Local history has not deemed it necessary to commemorate his memory, but Burd S. Patterson of Pottsville, is the "Father" of the town. He rode the Centre Turnpike on many occasions. In 1845 he induced John Penn Brock of Philadelphia and James Hart to go into partnership with him in the purchase of two tracts of land. They bought the land around Rodenberger from the Bank of Pennsylvania, 400 acres at a uniform price of $30 each and the same amount of land from Judge Gordon of Reading for $11 per acre. The entire area was then part of Barry Township. Some time later, Patterson sold his interests to a Samuel Grant.

Patterson, Brock and Hart named the land the Ashland Estates, in honor of Henry Clay's home in Kentucky, near Lexington. Clay was a strong advocate of the high tariff on imports of coal, halting its import. Local owners who struck the mineral in this area stood to profit greatly from Clay's efforts.

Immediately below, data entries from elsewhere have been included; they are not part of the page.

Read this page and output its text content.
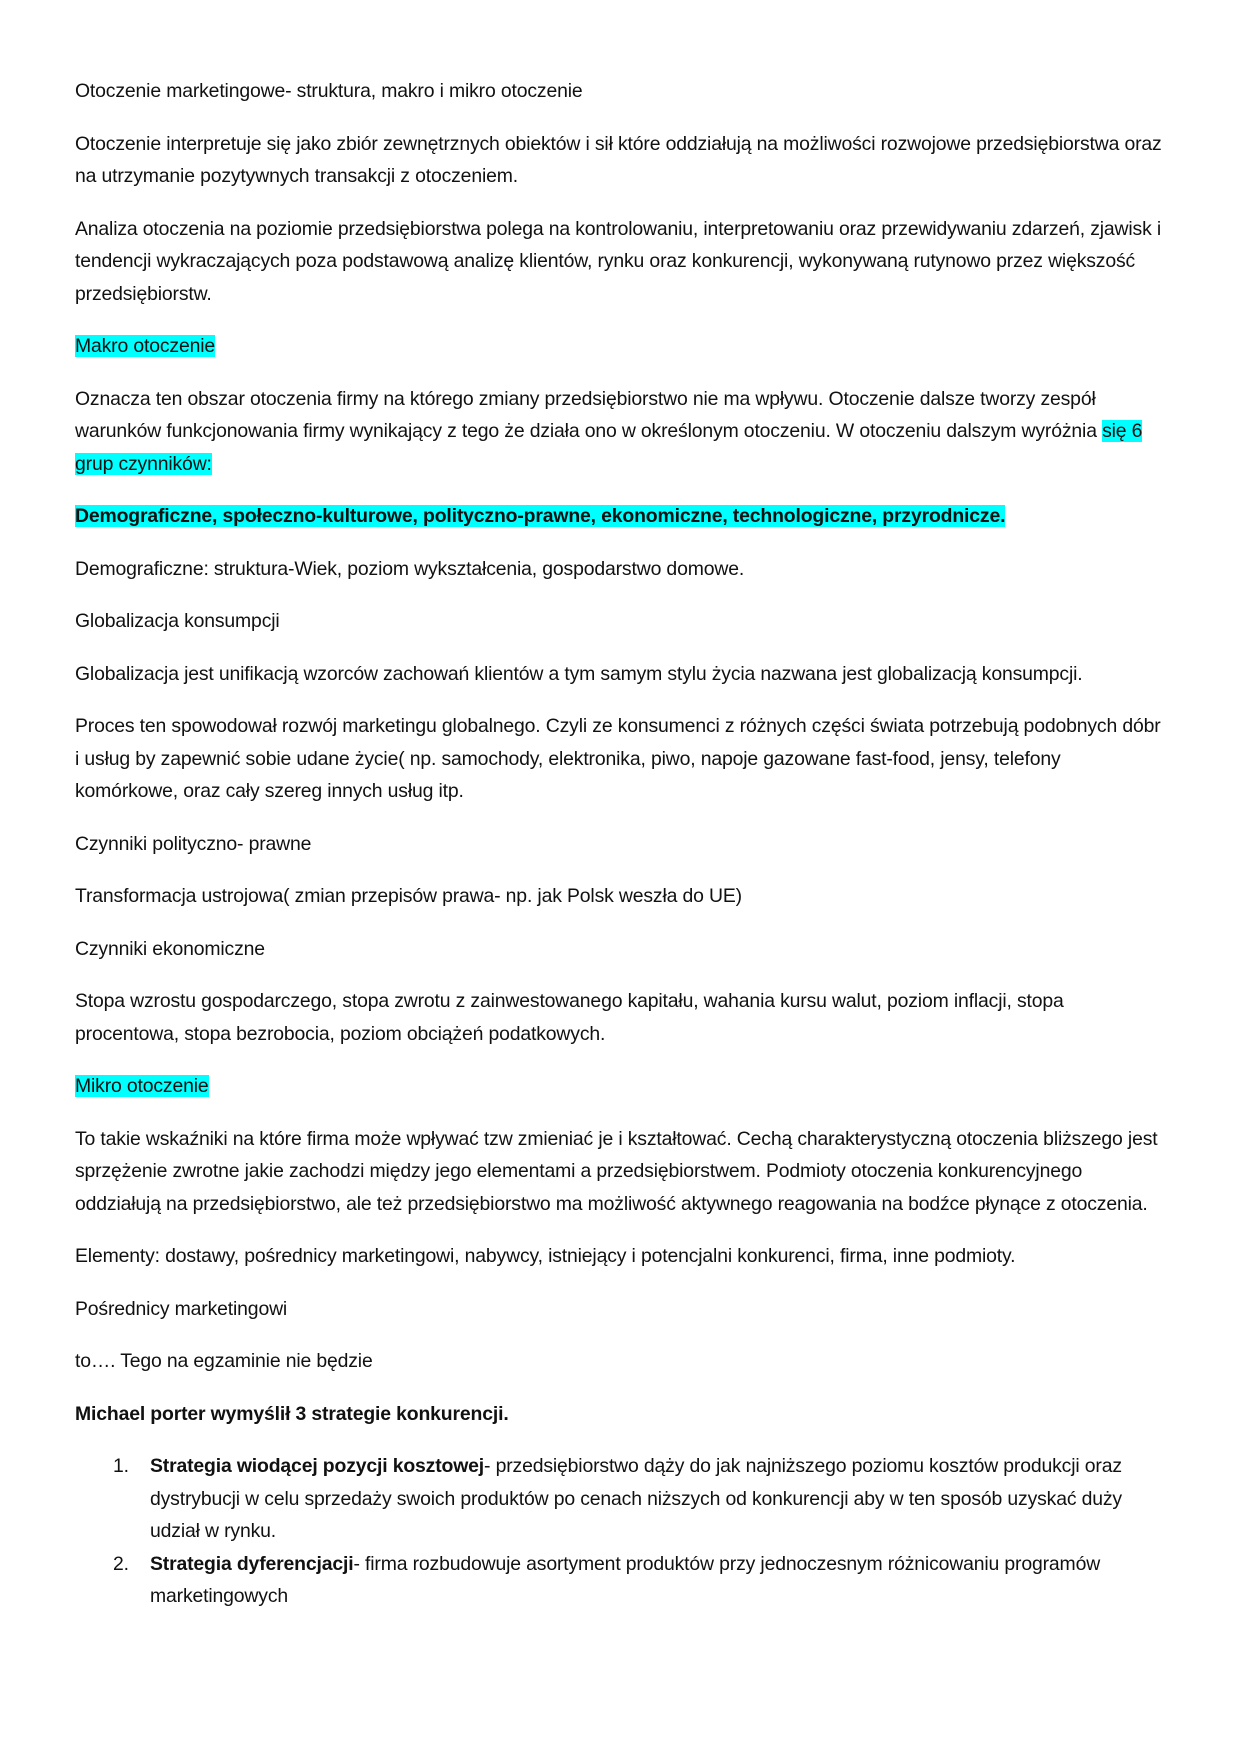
Otoczenie marketingowe- struktura, makro i mikro otoczenie

Otoczenie interpretuje się jako zbiór zewnętrznych obiektów i sił które oddziałują na możliwości rozwojowe przedsiębiorstwa oraz na utrzymanie pozytywnych transakcji z otoczeniem.

Analiza otoczenia na poziomie przedsiębiorstwa polega na kontrolowaniu, interpretowaniu oraz przewidywaniu zdarzeń, zjawisk i tendencji wykraczających poza podstawową analizę klientów, rynku oraz konkurencji, wykonywaną rutynowo przez większość przedsiębiorstw.

Makro otoczenie

Oznacza ten obszar otoczenia firmy na którego zmiany przedsiębiorstwo nie ma wpływu. Otoczenie dalsze tworzy zespół warunków funkcjonowania firmy wynikający z tego że działa ono w określonym otoczeniu. W otoczeniu dalszym wyróżnia się 6 grup czynników:

Demograficzne, społeczno-kulturowe, polityczno-prawne, ekonomiczne, technologiczne, przyrodnicze.

Demograficzne: struktura-Wiek, poziom wykształcenia, gospodarstwo domowe.

Globalizacja konsumpcji

Globalizacja jest unifikacją wzorców zachowań klientów a tym samym stylu życia nazwana jest globalizacją konsumpcji.

Proces ten spowodował rozwój marketingu globalnego. Czyli ze konsumenci z różnych części świata potrzebują podobnych dóbr i usług by zapewnić sobie udane życie( np. samochody, elektronika, piwo, napoje gazowane fast-food, jensy, telefony komórkowe, oraz cały szereg innych usług itp.

Czynniki polityczno- prawne

Transformacja ustrojowa( zmian przepisów prawa- np. jak Polsk weszła do UE)

Czynniki ekonomiczne

Stopa wzrostu gospodarczego, stopa zwrotu z zainwestowanego kapitału, wahania kursu walut, poziom inflacji, stopa procentowa, stopa bezrobocia, poziom obciążeń podatkowych.

Mikro otoczenie

To takie wskaźniki na które firma może wpływać tzw zmieniać je i kształtować. Cechą charakterystyczną otoczenia bliższego jest sprzężenie zwrotne jakie zachodzi między jego elementami a przedsiębiorstwem. Podmioty otoczenia konkurencyjnego oddziałują na przedsiębiorstwo, ale też przedsiębiorstwo ma możliwość aktywnego reagowania na bodźce płynące z otoczenia.

Elementy: dostawy, pośrednicy marketingowi, nabywcy, istniejący i potencjalni konkurenci, firma, inne podmioty.

Pośrednicy marketingowi

to…. Tego na egzaminie nie będzie

Michael porter wymyślił 3 strategie konkurencji.

1. Strategia wiodącej pozycji kosztowej- przedsiębiorstwo dąży do jak najniższego poziomu kosztów produkcji oraz dystrybucji w celu sprzedaży swoich produktów po cenach niższych od konkurencji aby w ten sposób uzyskać duży udział w rynku.
2. Strategia dyferencjacji- firma rozbudowuje asortyment produktów przy jednoczesnym różnicowaniu programów marketingowych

In the fall of 1846, they hired an experienced miner named Patrick Devine, and a force of men to explore the coal veins crossing the tract. In 1847 the task of clearing the land was started. The site was surveyed by Samuel Lewis and the town was laid out by Peter W. Sheafer of Pottsville. The area is now known as Butler Township. Streets were named after those in Philadelphia; the proposed main street was called Middle, this followed the Centre Turnpike. Several years later Ashland's business establishments began to grow on the street behind Middle and the old arrangement was changed. Sheafer completed the map in 1853 and the new main street was named Centre Street, after the turnpike.

The village had grown to 500 buildings with a population of 3,500. On February 13, 1857, Ashland was incorporated as a borough.